Bu Divanın 1928’den sonra, Latin harfleriyle basılmış bir edisyonunu veriniz, yine doğru dürüst okuyup mânasını anlamayacaktır. Fransa’da bir üniversite profesörünün klasik bir Fransız yazarının 1928’den önce basılmış bir kitabını okuyamaması düşünülebilir mi? Bir İngiliz profesörünün, Shakespeare’in 1928’den önce basılmış bir kitabını okuyamaması ve anlayamaması mümkün müdür?
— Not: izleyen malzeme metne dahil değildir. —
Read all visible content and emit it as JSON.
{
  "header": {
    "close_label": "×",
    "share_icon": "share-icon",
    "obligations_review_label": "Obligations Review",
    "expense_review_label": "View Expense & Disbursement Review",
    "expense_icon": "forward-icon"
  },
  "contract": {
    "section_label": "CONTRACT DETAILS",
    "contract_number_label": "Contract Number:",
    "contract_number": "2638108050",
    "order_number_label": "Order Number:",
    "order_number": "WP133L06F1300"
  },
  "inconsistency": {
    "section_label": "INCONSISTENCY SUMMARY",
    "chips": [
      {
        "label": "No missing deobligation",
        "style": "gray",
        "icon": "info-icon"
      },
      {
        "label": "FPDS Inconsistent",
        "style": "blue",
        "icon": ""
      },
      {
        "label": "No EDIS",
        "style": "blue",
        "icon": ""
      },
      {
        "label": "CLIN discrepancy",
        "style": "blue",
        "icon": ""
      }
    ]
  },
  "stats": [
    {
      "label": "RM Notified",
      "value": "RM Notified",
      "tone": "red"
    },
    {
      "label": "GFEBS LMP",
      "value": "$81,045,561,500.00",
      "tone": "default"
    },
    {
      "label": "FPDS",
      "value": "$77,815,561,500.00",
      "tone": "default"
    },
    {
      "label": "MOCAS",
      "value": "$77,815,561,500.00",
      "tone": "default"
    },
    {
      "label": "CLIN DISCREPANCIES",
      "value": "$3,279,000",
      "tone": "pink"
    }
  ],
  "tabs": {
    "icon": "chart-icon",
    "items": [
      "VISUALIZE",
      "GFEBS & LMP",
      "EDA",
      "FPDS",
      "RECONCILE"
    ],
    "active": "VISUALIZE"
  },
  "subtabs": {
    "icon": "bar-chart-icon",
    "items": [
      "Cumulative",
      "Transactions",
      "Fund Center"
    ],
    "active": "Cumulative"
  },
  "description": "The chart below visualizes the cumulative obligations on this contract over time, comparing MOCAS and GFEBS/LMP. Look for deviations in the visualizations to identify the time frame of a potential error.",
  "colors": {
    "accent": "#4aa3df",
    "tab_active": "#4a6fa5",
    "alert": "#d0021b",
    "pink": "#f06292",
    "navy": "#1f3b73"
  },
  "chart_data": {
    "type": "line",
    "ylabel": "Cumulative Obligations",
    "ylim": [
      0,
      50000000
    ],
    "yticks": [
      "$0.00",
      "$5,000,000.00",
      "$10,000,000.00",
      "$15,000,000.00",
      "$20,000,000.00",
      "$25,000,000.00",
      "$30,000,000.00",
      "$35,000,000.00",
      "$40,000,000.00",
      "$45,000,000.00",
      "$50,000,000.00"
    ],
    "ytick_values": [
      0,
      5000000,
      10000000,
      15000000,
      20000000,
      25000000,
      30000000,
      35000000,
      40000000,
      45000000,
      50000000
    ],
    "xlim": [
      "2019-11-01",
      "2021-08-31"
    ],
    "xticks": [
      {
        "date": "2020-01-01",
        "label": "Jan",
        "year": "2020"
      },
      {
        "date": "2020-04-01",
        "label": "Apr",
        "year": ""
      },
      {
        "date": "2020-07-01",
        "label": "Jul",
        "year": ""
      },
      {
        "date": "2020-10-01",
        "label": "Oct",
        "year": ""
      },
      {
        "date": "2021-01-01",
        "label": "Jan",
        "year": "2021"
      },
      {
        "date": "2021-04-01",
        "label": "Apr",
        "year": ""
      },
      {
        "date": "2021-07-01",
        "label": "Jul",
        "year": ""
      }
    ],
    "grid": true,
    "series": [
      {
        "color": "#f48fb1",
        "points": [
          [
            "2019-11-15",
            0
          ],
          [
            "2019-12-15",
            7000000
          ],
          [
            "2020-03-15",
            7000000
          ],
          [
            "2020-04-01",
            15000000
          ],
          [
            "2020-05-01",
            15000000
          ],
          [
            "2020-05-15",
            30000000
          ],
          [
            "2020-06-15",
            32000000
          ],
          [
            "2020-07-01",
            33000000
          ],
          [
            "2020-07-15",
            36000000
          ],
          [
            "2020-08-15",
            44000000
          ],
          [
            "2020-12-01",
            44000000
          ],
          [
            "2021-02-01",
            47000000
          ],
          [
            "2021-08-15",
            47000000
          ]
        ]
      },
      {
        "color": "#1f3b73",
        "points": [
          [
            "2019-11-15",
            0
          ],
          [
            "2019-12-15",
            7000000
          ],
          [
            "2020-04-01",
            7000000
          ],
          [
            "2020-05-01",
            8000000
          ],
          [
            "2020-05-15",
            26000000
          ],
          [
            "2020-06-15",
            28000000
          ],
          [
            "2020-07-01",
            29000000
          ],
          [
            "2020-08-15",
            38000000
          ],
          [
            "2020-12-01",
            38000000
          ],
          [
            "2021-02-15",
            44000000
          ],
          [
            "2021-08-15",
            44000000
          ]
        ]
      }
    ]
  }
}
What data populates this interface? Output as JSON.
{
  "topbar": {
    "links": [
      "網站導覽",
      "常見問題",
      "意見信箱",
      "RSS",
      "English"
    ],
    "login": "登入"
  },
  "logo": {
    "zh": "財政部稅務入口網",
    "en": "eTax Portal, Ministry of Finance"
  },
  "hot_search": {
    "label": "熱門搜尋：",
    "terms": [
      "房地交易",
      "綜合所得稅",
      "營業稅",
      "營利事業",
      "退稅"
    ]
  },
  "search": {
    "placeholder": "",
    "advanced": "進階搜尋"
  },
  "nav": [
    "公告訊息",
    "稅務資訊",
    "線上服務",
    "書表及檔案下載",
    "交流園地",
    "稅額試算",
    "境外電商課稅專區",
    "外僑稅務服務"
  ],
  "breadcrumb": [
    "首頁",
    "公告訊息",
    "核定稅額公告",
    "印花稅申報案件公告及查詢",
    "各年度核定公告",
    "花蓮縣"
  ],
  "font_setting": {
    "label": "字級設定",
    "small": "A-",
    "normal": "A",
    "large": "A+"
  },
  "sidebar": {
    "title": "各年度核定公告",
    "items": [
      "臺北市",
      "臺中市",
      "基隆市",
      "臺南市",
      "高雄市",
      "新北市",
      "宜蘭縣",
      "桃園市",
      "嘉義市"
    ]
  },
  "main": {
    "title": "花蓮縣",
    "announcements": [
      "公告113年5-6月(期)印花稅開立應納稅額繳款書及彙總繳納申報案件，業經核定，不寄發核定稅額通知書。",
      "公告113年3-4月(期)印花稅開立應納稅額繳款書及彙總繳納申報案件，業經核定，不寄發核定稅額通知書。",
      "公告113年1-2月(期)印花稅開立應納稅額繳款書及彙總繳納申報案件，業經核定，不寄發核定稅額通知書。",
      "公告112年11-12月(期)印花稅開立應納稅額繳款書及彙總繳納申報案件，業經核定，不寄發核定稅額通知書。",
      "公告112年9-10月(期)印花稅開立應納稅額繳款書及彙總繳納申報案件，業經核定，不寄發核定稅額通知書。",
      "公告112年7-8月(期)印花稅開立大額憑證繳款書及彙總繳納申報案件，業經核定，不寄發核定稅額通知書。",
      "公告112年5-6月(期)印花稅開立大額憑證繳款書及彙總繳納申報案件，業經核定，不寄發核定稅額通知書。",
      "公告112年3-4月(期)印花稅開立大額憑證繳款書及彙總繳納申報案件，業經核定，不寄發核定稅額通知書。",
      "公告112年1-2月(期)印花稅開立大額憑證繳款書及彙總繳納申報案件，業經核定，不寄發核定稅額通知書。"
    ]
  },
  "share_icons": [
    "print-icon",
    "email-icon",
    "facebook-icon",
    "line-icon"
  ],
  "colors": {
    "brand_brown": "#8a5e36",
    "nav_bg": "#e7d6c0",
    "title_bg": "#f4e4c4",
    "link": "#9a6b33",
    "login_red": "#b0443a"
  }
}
Böyle bir garabet ve cehalet bize mahsustur ve elifi mertek sanan bu adamlar millete tepeden bakarlar ve akıl vermeye kalkarlar. 1928’den önce basılmış ve yazılmış Türkçe kitapları okuyup anlamayan bu adamlar üniversite kampüsü içinde küçük bir mescid açılmasına izin vermezler, kendilerinden önce açılmışsa kapatmak için ellerinden geleni yaparlar.

Atatürk Atatürk derler, sonra içlerinden büyük bir kısmı, Atatürk rejimini devirmek için çalışmış, yakalanıp muhakeme edilmiş, onbeş sene zindanda kalmış, sonra özel bir afla hürriyetine kavuşturulmuş, bir punduna getirip Sovyetler Birliği’ne kaçmış, Moskova havaalanına inince gazetecilere

“Sovyetler Birliği benim vatanımdır, beni Stalin yarattı…”

demiş olan Nazım Hikmet’e övgüler düzerler. Onlara göre Nazım Hikmet büyük kahramandır, Moskova’daki mezarı büyük törenle Türkiye’ye getirilmeli ve kendisine büyük bir anıt-mezar yaptırılmalıdır. Bunların Atatürkçülüğü de şüpheli ve şaibelidir.

Meşhur bir üniversitemizde

Bakır Bakırgil

adında bir profesör vardı. Bir vesile ile öğrendik ki, bu ad takmaymış, kendisi Rummuş, kimliğini gizliyormuş. Elbette bir Rum vatandaş profesör olabilir, buna hiç itirazımız yoktur. Ancak kimliğini gizlemeden. Bir Ermeni de profesör olabilir. Ancak o da ismini gizlemeyecek.

Şu anda üniversitelerimizde isimlerini gizleyen kaç crypto var acaba?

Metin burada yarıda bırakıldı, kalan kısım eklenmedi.